En özgürlük sarhoşumuzu bile bir köşeye kıstırır ve işini oracıkta bitirir bu soru.
Kulaklarımız bu uyarıyla çınlar durur:
"Aman sakın! Başkaları ne diyecek hiç düşündün mü?"
Ve böyle böyle...
İçten içe solar gideriz.
Basit bir mesele değildir bu.
Başkaları ne der, korkusuyla aşklarını öldürmüş insanlar tanırım.

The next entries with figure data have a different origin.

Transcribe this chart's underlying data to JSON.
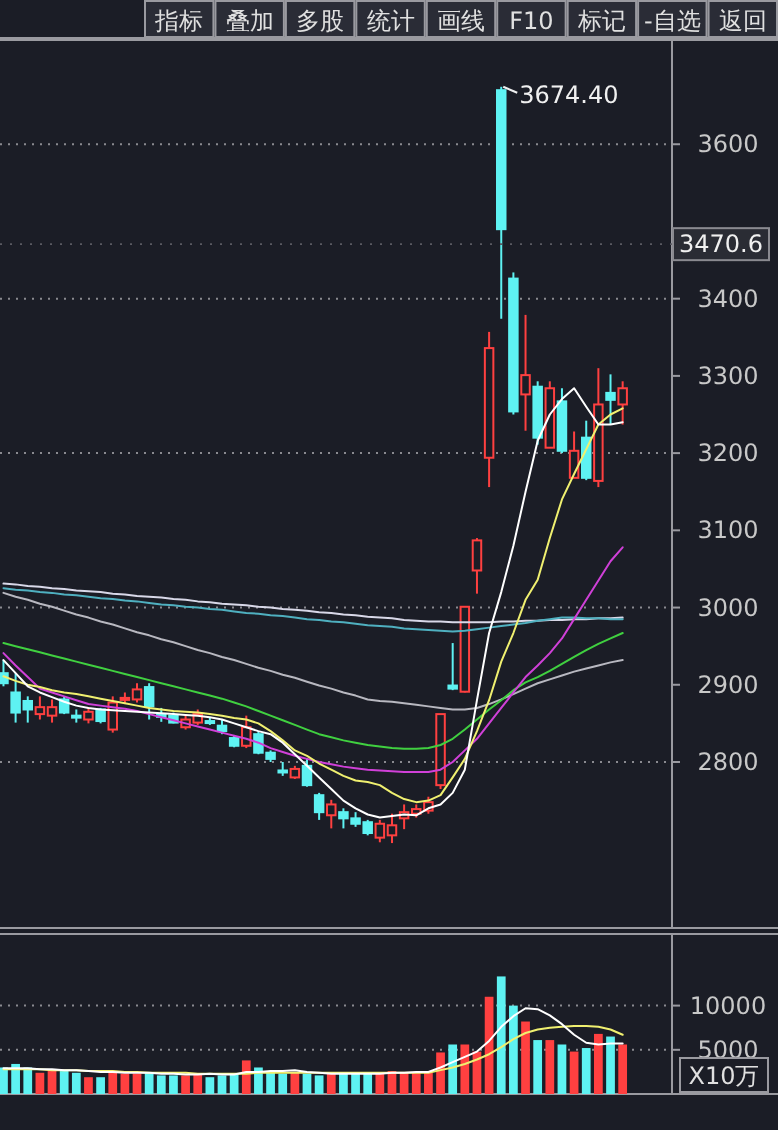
{
  "chart_data": [
    {
      "type": "other",
      "annotations": [
        "指标",
        "叠加",
        "多股",
        "统计",
        "画线",
        "F10",
        "标记",
        "-自选",
        "返回"
      ]
    },
    {
      "type": "candlestick",
      "categories": [
        null,
        null,
        null,
        null,
        null,
        null,
        null,
        null,
        null,
        null,
        null,
        null,
        null,
        null,
        null,
        null,
        null,
        null,
        null,
        null,
        null,
        null,
        null,
        null,
        null,
        null,
        null,
        null,
        null,
        null,
        null,
        null,
        null,
        null,
        null,
        null,
        null,
        null,
        null,
        null,
        null,
        null,
        null,
        null,
        null,
        null,
        null,
        null,
        null,
        null,
        null,
        null
      ],
      "ohlc": [
        [
          2915,
          2932,
          2898,
          2902
        ],
        [
          2890,
          2915,
          2851,
          2864
        ],
        [
          2879,
          2885,
          2851,
          2868
        ],
        [
          2862,
          2885,
          2855,
          2871
        ],
        [
          2860,
          2881,
          2851,
          2871
        ],
        [
          2881,
          2885,
          2862,
          2864
        ],
        [
          2860,
          2868,
          2851,
          2858
        ],
        [
          2855,
          2871,
          2850,
          2865
        ],
        [
          2868,
          2870,
          2850,
          2853
        ],
        [
          2842,
          2885,
          2838,
          2877
        ],
        [
          2881,
          2890,
          2875,
          2883
        ],
        [
          2881,
          2902,
          2877,
          2894
        ],
        [
          2897,
          2902,
          2855,
          2872
        ],
        [
          2861,
          2870,
          2852,
          2860
        ],
        [
          2860,
          2864,
          2850,
          2851
        ],
        [
          2845,
          2862,
          2842,
          2855
        ],
        [
          2851,
          2868,
          2848,
          2862
        ],
        [
          2853,
          2858,
          2848,
          2852
        ],
        [
          2847,
          2855,
          2836,
          2840
        ],
        [
          2831,
          2835,
          2819,
          2821
        ],
        [
          2821,
          2860,
          2818,
          2845
        ],
        [
          2836,
          2840,
          2810,
          2812
        ],
        [
          2812,
          2815,
          2800,
          2804
        ],
        [
          2789,
          2800,
          2782,
          2788
        ],
        [
          2780,
          2795,
          2778,
          2791
        ],
        [
          2795,
          2805,
          2768,
          2770
        ],
        [
          2757,
          2760,
          2725,
          2735
        ],
        [
          2731,
          2751,
          2714,
          2745
        ],
        [
          2735,
          2740,
          2714,
          2727
        ],
        [
          2727,
          2735,
          2716,
          2720
        ],
        [
          2722,
          2725,
          2705,
          2708
        ],
        [
          2702,
          2725,
          2696,
          2720
        ],
        [
          2705,
          2733,
          2695,
          2718
        ],
        [
          2727,
          2745,
          2713,
          2735
        ],
        [
          2733,
          2745,
          2728,
          2739
        ],
        [
          2737,
          2755,
          2733,
          2748
        ],
        [
          2770,
          2862,
          2765,
          2862
        ],
        [
          2899,
          2954,
          2893,
          2895
        ],
        [
          2891,
          3001,
          2890,
          3001
        ],
        [
          3048,
          3090,
          3018,
          3087
        ],
        [
          3194,
          3357,
          3156,
          3336
        ],
        [
          3670,
          3674.4,
          3374,
          3490
        ],
        [
          3426,
          3434,
          3250,
          3254
        ],
        [
          3276,
          3379,
          3229,
          3301
        ],
        [
          3286,
          3293,
          3211,
          3220
        ],
        [
          3207,
          3293,
          3207,
          3284
        ],
        [
          3267,
          3284,
          3200,
          3203
        ],
        [
          3168,
          3228,
          3168,
          3203
        ],
        [
          3220,
          3242,
          3165,
          3168
        ],
        [
          3164,
          3310,
          3156,
          3263
        ],
        [
          3278,
          3302,
          3237,
          3269
        ],
        [
          3263,
          3293,
          3237,
          3284
        ]
      ],
      "colors": [
        "#5ef2f2",
        "#5ef2f2",
        "#5ef2f2",
        "#ff4040",
        "#ff4040",
        "#5ef2f2",
        "#5ef2f2",
        "#ff4040",
        "#5ef2f2",
        "#ff4040",
        "#ff4040",
        "#ff4040",
        "#5ef2f2",
        "#5ef2f2",
        "#5ef2f2",
        "#ff4040",
        "#ff4040",
        "#5ef2f2",
        "#5ef2f2",
        "#5ef2f2",
        "#ff4040",
        "#5ef2f2",
        "#5ef2f2",
        "#5ef2f2",
        "#ff4040",
        "#5ef2f2",
        "#5ef2f2",
        "#ff4040",
        "#5ef2f2",
        "#5ef2f2",
        "#5ef2f2",
        "#ff4040",
        "#ff4040",
        "#ff4040",
        "#ff4040",
        "#ff4040",
        "#ff4040",
        "#5ef2f2",
        "#ff4040",
        "#ff4040",
        "#ff4040",
        "#5ef2f2",
        "#5ef2f2",
        "#ff4040",
        "#5ef2f2",
        "#ff4040",
        "#5ef2f2",
        "#ff4040",
        "#5ef2f2",
        "#ff4040",
        "#5ef2f2",
        "#ff4040"
      ],
      "series": [
        {
          "type": "line",
          "color": "#d8d8e8",
          "values": [
            3031,
            3030,
            3028,
            3027,
            3025,
            3024,
            3022,
            3021,
            3020,
            3018,
            3017,
            3015,
            3014,
            3013,
            3011,
            3010,
            3008,
            3007,
            3005,
            3004,
            3003,
            3001,
            3000,
            2998,
            2997,
            2996,
            2994,
            2993,
            2991,
            2990,
            2988,
            2987,
            2986,
            2984,
            2983,
            2982,
            2982,
            2981,
            2981,
            2981,
            2981,
            2982,
            2982,
            2983,
            2983,
            2984,
            2984,
            2985,
            2985,
            2986,
            2986,
            2987
          ]
        },
        {
          "type": "line",
          "color": "#4fb0c0",
          "values": [
            3025,
            3023,
            3022,
            3020,
            3019,
            3017,
            3016,
            3014,
            3012,
            3011,
            3009,
            3008,
            3006,
            3004,
            3003,
            3001,
            3000,
            2998,
            2997,
            2995,
            2993,
            2992,
            2990,
            2989,
            2987,
            2985,
            2984,
            2982,
            2981,
            2979,
            2977,
            2976,
            2975,
            2973,
            2972,
            2971,
            2970,
            2969,
            2970,
            2972,
            2974,
            2976,
            2978,
            2980,
            2983,
            2985,
            2987,
            2987,
            2986,
            2986,
            2985,
            2985
          ]
        },
        {
          "type": "line",
          "color": "#b8b8c0",
          "values": [
            3019,
            3014,
            3010,
            3005,
            3001,
            2996,
            2991,
            2987,
            2982,
            2978,
            2973,
            2968,
            2964,
            2959,
            2955,
            2950,
            2945,
            2941,
            2936,
            2932,
            2927,
            2922,
            2918,
            2913,
            2909,
            2904,
            2899,
            2895,
            2890,
            2886,
            2881,
            2879,
            2878,
            2876,
            2874,
            2872,
            2870,
            2868,
            2868,
            2870,
            2875,
            2881,
            2888,
            2895,
            2902,
            2907,
            2912,
            2917,
            2921,
            2925,
            2929,
            2932
          ]
        },
        {
          "type": "line",
          "color": "#40d040",
          "values": [
            2954,
            2950,
            2946,
            2942,
            2938,
            2934,
            2930,
            2926,
            2922,
            2918,
            2914,
            2910,
            2906,
            2902,
            2898,
            2894,
            2890,
            2886,
            2882,
            2877,
            2872,
            2866,
            2860,
            2854,
            2848,
            2842,
            2836,
            2832,
            2828,
            2825,
            2822,
            2820,
            2818,
            2817,
            2817,
            2818,
            2822,
            2830,
            2842,
            2855,
            2868,
            2880,
            2893,
            2903,
            2910,
            2918,
            2927,
            2936,
            2945,
            2953,
            2960,
            2967
          ]
        },
        {
          "type": "line",
          "color": "#d040d8",
          "values": [
            2941,
            2925,
            2910,
            2895,
            2890,
            2885,
            2880,
            2875,
            2873,
            2871,
            2869,
            2866,
            2862,
            2858,
            2854,
            2850,
            2846,
            2842,
            2838,
            2834,
            2830,
            2825,
            2818,
            2813,
            2808,
            2804,
            2800,
            2797,
            2794,
            2792,
            2790,
            2789,
            2788,
            2787,
            2787,
            2787,
            2790,
            2800,
            2815,
            2830,
            2850,
            2870,
            2890,
            2910,
            2925,
            2941,
            2960,
            2985,
            3010,
            3035,
            3060,
            3078
          ]
        },
        {
          "type": "line",
          "color": "#f0f070",
          "values": [
            2911,
            2905,
            2900,
            2897,
            2893,
            2890,
            2888,
            2885,
            2882,
            2879,
            2876,
            2873,
            2870,
            2868,
            2866,
            2865,
            2864,
            2862,
            2860,
            2857,
            2855,
            2850,
            2840,
            2828,
            2815,
            2808,
            2798,
            2790,
            2782,
            2776,
            2774,
            2770,
            2760,
            2752,
            2748,
            2750,
            2757,
            2780,
            2804,
            2840,
            2880,
            2930,
            2967,
            3010,
            3036,
            3090,
            3140,
            3173,
            3205,
            3237,
            3250,
            3258
          ]
        },
        {
          "type": "line",
          "color": "#ffffff",
          "values": [
            2932,
            2915,
            2898,
            2890,
            2884,
            2878,
            2873,
            2870,
            2868,
            2867,
            2866,
            2865,
            2864,
            2863,
            2862,
            2861,
            2860,
            2858,
            2855,
            2850,
            2845,
            2840,
            2836,
            2825,
            2810,
            2795,
            2780,
            2765,
            2750,
            2740,
            2732,
            2728,
            2730,
            2732,
            2731,
            2740,
            2745,
            2760,
            2790,
            2880,
            2967,
            3020,
            3080,
            3150,
            3216,
            3250,
            3270,
            3284,
            3260,
            3237,
            3237,
            3240
          ]
        }
      ],
      "ylim": [
        2585,
        3735
      ],
      "yticks": [
        2800,
        2900,
        3000,
        3100,
        3200,
        3300,
        3400,
        3600
      ],
      "ref_lines": [
        {
          "axis": "y",
          "value": 2800,
          "line_style": "dotted"
        },
        {
          "axis": "y",
          "value": 3000,
          "line_style": "dotted"
        },
        {
          "axis": "y",
          "value": 3200,
          "line_style": "dotted"
        },
        {
          "axis": "y",
          "value": 3400,
          "line_style": "dotted"
        },
        {
          "axis": "y",
          "value": 3600,
          "line_style": "dotted"
        },
        {
          "axis": "y",
          "value": 3470.6,
          "label": "3470.6"
        }
      ],
      "annotations": [
        "3674.40"
      ]
    },
    {
      "type": "bar",
      "categories": [
        null,
        null,
        null,
        null,
        null,
        null,
        null,
        null,
        null,
        null,
        null,
        null,
        null,
        null,
        null,
        null,
        null,
        null,
        null,
        null,
        null,
        null,
        null,
        null,
        null,
        null,
        null,
        null,
        null,
        null,
        null,
        null,
        null,
        null,
        null,
        null,
        null,
        null,
        null,
        null,
        null,
        null,
        null,
        null,
        null,
        null,
        null,
        null,
        null,
        null,
        null,
        null
      ],
      "series": [
        {
          "type": "bar",
          "colors": [
            "#5ef2f2",
            "#5ef2f2",
            "#5ef2f2",
            "#ff4040",
            "#ff4040",
            "#5ef2f2",
            "#5ef2f2",
            "#ff4040",
            "#5ef2f2",
            "#ff4040",
            "#ff4040",
            "#ff4040",
            "#5ef2f2",
            "#5ef2f2",
            "#5ef2f2",
            "#ff4040",
            "#ff4040",
            "#5ef2f2",
            "#5ef2f2",
            "#5ef2f2",
            "#ff4040",
            "#5ef2f2",
            "#5ef2f2",
            "#5ef2f2",
            "#ff4040",
            "#5ef2f2",
            "#5ef2f2",
            "#ff4040",
            "#5ef2f2",
            "#5ef2f2",
            "#5ef2f2",
            "#ff4040",
            "#ff4040",
            "#ff4040",
            "#ff4040",
            "#ff4040",
            "#ff4040",
            "#5ef2f2",
            "#ff4040",
            "#ff4040",
            "#ff4040",
            "#5ef2f2",
            "#5ef2f2",
            "#ff4040",
            "#5ef2f2",
            "#ff4040",
            "#5ef2f2",
            "#ff4040",
            "#5ef2f2",
            "#ff4040",
            "#5ef2f2",
            "#ff4040"
          ],
          "values": [
            3000,
            3400,
            3000,
            2400,
            2600,
            2600,
            2400,
            1900,
            1900,
            2400,
            2300,
            2300,
            2400,
            2100,
            2100,
            2100,
            2300,
            1900,
            2100,
            2300,
            3800,
            3000,
            2400,
            2300,
            2400,
            2300,
            2100,
            2300,
            2300,
            2300,
            2300,
            2300,
            2600,
            2400,
            2400,
            2400,
            4700,
            5600,
            5600,
            4800,
            11000,
            13300,
            10000,
            8200,
            6100,
            6100,
            5600,
            4800,
            5200,
            6800,
            6500,
            5600
          ]
        },
        {
          "type": "line",
          "color": "#f0f070",
          "values": [
            2800,
            2800,
            2800,
            2800,
            2700,
            2700,
            2700,
            2600,
            2600,
            2600,
            2500,
            2500,
            2400,
            2400,
            2400,
            2400,
            2300,
            2300,
            2300,
            2300,
            2300,
            2400,
            2400,
            2400,
            2400,
            2400,
            2400,
            2400,
            2400,
            2400,
            2400,
            2400,
            2400,
            2400,
            2400,
            2400,
            2700,
            3000,
            3400,
            3900,
            4500,
            5300,
            6200,
            6900,
            7300,
            7500,
            7600,
            7700,
            7700,
            7600,
            7300,
            6700
          ]
        },
        {
          "type": "line",
          "color": "#ffffff",
          "values": [
            2900,
            2900,
            2900,
            2800,
            2800,
            2700,
            2700,
            2600,
            2500,
            2500,
            2400,
            2400,
            2400,
            2300,
            2300,
            2200,
            2200,
            2300,
            2200,
            2200,
            2500,
            2500,
            2600,
            2600,
            2700,
            2500,
            2400,
            2300,
            2300,
            2300,
            2300,
            2300,
            2400,
            2400,
            2500,
            2500,
            3000,
            3600,
            4200,
            4800,
            6000,
            7600,
            8800,
            9700,
            9600,
            8900,
            7900,
            6700,
            5800,
            5600,
            5700,
            5700
          ]
        }
      ],
      "ylim": [
        0,
        18100
      ],
      "yticks": [
        5000,
        10000
      ],
      "ref_lines": [
        {
          "axis": "y",
          "value": 5000,
          "line_style": "dotted"
        },
        {
          "axis": "y",
          "value": 10000,
          "line_style": "dotted"
        }
      ],
      "annotations": [
        "X10万"
      ]
    }
  ]
}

Bu endişeyi çoluğunun çocuğunun hapishanesi haline getirmiş, kendi üzerine deli gömleği gibi giyinmiş ne çok insan vardır!
***
Peki bu sorunun bizi bu kadar etkisi altına almasının altında ne yatar?
Bu dünyada tek başımıza değil de bir toplum içinde yaşadığımız gerçeği mi?
Edep, ölçü ve toplumsal ahlaka olan ihtiyacımız mı?
Terbiye deseniz...
Edep deseniz...
Özünde bunlar " sokak çocuğu " değillerdir ki! Asıl güçlerini çok daha derin ve nakışlı içsel kaynaklardan alırlar.
O halde...
Nasıl oluyor da "başkaları ne der?" korkusu bir büyük gözaltı na dönüşüyor?
İşte orada durmak ve " içimize " bakmak gerekiyor.
***
Kişiliğimiz sürgit ham kalmışsa...
Kimliğimiz kazanılmış değil alınmış kimliklerdense...
Dünyaya ve kendimize ezbere bakıyorsak...
İçsel dayanaklarımızı inşa edememişiz demektir.
O zaman başkalarının değer yargısı tutunacak dal olur bize.
Başkalarının hakkımızda ne düşündüğü önem kazanır, bizim ne düşündüğümüz değerini kaybeder.
Ve gün gelir..
Mercimek kafalı bir komşumuzun veya kıskanç ruhunu mantık şalıyla örten bir çalışma arkadaşımızın hayatımızı zindana çevirdiğini fark ettiğimizde çok geç olur.
Oysa...
Önce bizim kendimize "dediğimiz" bir şeyler olmalı...
Başkalarının ne dediği ondan sonra gelmeli...
***
Şimdi gelin kadim bir hikâyeyi hatırlayalım.
Tam yeri çünkü...
Pazara gidip ürünlerini satan köylüyle oğlu kazandıklarıyla da bir eşek alıp köye dönüş yoluna düşmüş.
Baba eşeğin üzerindeymiş, oğlu da yularından tutmuş gidiyorlarmış.
Yolda karşılaştıkları kişiler adamı ayıplayıp "Bre tembel adam, küçücük çocuğu bu sıcakta kızgın kumlarda yürütmeye utanmıyor musun" demişler.
Baba hiç düşünmeden hak vermiş adamlara, oğlunu eşeğe bindirmiş.
Ama bu kez de yolda karşılaştıkları yaşlı bir kadın oğlana çok öfkelenmiş:
"Seni velet seni.. Sen binmişsin baban yürüyor, ayıp ayıp" diye azarlamış çocuğu.
Oğul hemen inmiş. İkisi de yürümeye başlamış.
Bu kez de insanlar dalga geçmişler: "Ne aptal adamlarsınız yahu... Eşeğiniz var, siz bu sıcakta, çıplak ayak yürüyorsunuz!"